Garageband is a great tool many of you are using to create license free music for your podcasts, slideshare presentations, and videos. Access to hundreds of loops allows easy creation of original soundtracks by literally dragging and dropping a guitar riff, bass line and back beat onto a track.
While the ease of using Garageband loops is appealing, it can also create tracks that are predictable and uninspired to listeners. Even if your aim is to create a transparent background track, careless use of loops can distract your audience or cause them to dismiss your project entirely.
Many of the loops in Garageband are so popular, they are immediately recognizable. With a bit of planing, even familiar loops can be used to create music that sounds original, not “canned”. Here are some tips on using loops in Garageband responsibly:
1) Use basic musical forms such as ABA and Rondo (A,B,A,C,A)
This will give your musical project a basic structure on which to build your ideas. One loop extended in endless repetition gets old quick. Check out Pete Whitfield’s wiki on structure and intensity for some great examples from pop music.
2) Vary a basic loop with a single percussion loop.
Does the phrase Needs more cowbell ring a bell? Adding a shaker or tambourine loop on top of a more substantial loop is like a dash of spice for your musical composition.
3) Change the original tempo of a loop.
The standard tempo for many of the most popular loops in Garageband is 120 bpm. By shifting the tempo at least 10 bpm more or less, you can breathe new life into some of the more redundant loops.

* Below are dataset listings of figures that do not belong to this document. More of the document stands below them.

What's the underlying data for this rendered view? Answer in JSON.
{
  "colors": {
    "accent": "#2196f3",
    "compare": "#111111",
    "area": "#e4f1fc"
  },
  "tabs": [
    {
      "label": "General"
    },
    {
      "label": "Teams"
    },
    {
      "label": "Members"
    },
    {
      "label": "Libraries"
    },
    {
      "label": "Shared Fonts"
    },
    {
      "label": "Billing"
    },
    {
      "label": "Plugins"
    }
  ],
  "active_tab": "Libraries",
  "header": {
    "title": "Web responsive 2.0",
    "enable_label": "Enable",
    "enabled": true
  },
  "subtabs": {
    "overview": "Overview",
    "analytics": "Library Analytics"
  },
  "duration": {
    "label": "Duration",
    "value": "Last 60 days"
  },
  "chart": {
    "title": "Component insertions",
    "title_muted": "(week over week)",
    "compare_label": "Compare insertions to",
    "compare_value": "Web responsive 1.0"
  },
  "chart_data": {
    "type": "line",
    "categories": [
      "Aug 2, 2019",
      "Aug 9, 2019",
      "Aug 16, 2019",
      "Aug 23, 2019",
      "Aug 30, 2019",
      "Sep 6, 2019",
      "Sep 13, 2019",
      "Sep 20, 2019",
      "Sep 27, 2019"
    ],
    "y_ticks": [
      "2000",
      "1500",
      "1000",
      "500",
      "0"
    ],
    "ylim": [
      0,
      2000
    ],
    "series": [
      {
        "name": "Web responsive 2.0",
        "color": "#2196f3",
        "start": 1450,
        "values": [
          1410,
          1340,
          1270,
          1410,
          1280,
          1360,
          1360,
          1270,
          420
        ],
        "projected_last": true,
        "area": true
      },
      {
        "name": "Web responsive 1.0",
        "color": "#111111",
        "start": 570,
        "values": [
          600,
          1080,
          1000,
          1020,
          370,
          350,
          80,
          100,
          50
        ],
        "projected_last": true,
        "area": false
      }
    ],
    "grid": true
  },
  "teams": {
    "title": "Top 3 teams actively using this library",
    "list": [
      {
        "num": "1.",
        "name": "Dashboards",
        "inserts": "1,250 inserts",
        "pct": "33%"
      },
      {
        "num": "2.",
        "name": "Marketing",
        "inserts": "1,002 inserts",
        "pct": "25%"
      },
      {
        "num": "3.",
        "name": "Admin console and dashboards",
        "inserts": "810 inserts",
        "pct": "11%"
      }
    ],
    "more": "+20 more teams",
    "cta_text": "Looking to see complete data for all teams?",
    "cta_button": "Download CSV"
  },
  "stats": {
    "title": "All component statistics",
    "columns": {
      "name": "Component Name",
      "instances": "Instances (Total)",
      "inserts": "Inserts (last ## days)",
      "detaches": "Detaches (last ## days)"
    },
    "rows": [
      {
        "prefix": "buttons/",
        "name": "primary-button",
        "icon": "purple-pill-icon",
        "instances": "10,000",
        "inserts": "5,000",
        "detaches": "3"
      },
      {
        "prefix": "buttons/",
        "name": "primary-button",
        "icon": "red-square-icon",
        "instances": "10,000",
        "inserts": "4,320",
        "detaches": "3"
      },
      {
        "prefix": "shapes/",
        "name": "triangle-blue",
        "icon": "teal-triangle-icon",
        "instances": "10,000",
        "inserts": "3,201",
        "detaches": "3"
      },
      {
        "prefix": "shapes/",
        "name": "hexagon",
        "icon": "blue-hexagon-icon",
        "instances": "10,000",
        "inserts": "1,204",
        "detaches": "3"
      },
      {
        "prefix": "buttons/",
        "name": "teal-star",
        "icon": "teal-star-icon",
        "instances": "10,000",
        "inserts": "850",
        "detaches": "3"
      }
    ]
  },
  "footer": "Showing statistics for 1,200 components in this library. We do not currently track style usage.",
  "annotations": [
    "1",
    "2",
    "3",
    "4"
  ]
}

4) Combine loops to create new ideas.
It drives me crazy when I hear a single loop used exclusively for a single track. Maybe it’s because I use Garageband every week with my students and familiarity breeds contempt…
Don’t be lazy. Combine loops to create new ideas. Your fellow listeners will be grateful.
5) Watch your levels between transitions and listen before you post.
This last tip is not necessarily about creativity or structure. Many loops in Garageband have different volume levels. Be sure that the overall volume of all the parts of your project is an acceptable level for the listener. Be careful when you transition between musical vs. spoken sections. Nothing says delete me faster than a poorly mixed project where the volume between spoken and musical sections drastically changes, forcing the listener to madly scramble for their volume control. You’ve worked hard on your presentation; make sure it gets heard in its entirety with audio levels that are consistent throughout.
We all take time to plan our content before posting ideas on-line- take some time to plan the music that will be a part of your projects as well. Music teachers will thank you for the extra effort.